37. Fissidens hyalinus Wilson & Hooker f., J. Bot. (Hooker). 3: 89, fig. 2. 1841.
Plants to 3.5 × 3 mm. Stem unbranched; axillary hyaline nodules absent; central strand absent. Leaves as many as 6 pairs, lanceolate, acute to obtuse, sometimes apiculate, to 2.2 × 0.5 mm; dorsal lamina narrowed proximally, ending at insertion, not decurrent; vaginant laminae 1/3-1/2 leaf length, equal; margin entire but sometimes ± serrulate distally, limbate, limbidium 1-2 cells wide, ending before apex, often indistinct on vaginant laminae, limbidial cells 1-stratose; ecostate, or costa consisting of very short proximal vestige; laminal cells 1-stratose, smooth, thin-walled, hexagonal to elongate-hexagonal, 31-67 × 14-34 µm, ± oblong in proximal portions of leaves, particularly in vaginant laminae. Sexual condition rhizautoicous; perigonia gemmiform, proximal to perichaetial stems, and on elongate stems, to 1.2 mm. Sporophytes 1 per perichaetium. Seta to 3 mm. Capsule theca exserted, erect, radially symmetric, sometimes slightly arcuate, bilaterally symmetric, to 0.4 mm; peristome scariosus-type; operculum ± as long as theca. Calyptra mitrate, prorate, 0.4 mm. Spores 9-13 µm.
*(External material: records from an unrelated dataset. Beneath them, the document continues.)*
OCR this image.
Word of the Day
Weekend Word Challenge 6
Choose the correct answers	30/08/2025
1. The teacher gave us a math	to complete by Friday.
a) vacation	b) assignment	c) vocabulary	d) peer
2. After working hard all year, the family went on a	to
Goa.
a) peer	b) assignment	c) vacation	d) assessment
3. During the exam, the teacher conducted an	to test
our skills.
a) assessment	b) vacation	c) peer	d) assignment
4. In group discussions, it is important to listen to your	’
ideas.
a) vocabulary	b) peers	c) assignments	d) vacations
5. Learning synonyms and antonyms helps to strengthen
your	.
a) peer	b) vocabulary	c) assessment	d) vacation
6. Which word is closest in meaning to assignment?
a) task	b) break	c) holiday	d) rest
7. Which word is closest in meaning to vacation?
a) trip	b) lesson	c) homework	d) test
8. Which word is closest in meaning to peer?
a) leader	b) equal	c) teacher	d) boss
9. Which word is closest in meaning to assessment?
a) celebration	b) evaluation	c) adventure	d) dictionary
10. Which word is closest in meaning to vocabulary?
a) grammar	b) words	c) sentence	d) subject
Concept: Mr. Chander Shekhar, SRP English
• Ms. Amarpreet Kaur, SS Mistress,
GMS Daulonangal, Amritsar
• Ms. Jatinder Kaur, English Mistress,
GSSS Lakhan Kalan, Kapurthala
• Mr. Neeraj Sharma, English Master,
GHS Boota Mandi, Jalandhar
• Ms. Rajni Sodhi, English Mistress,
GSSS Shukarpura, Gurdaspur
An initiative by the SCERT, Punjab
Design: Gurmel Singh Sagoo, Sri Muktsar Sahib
Bare, clayey soil in shaded ravines, gorges, and dry stream bottoms; Ky., La., Ohio, Pa., Tenn.; Asia.
Fissidens hyalinus (Latin hyalus, literally “of glass,” alluding to the transparent, glasslike appearance) is doubtless more common than previously thought. B. E. Lemmon (1966) published a photograph showing a perigonial stem and a perichaetial stem with attached sporophyte. A. C. Risk (2002) gave a thorough account of the distribution and habitat of this tiny moss. Plants cannot be mistaken for any other species in North America, owing to the ecostate leaves and smooth, large, thin-walled laminal cells that shrink considerably when dry.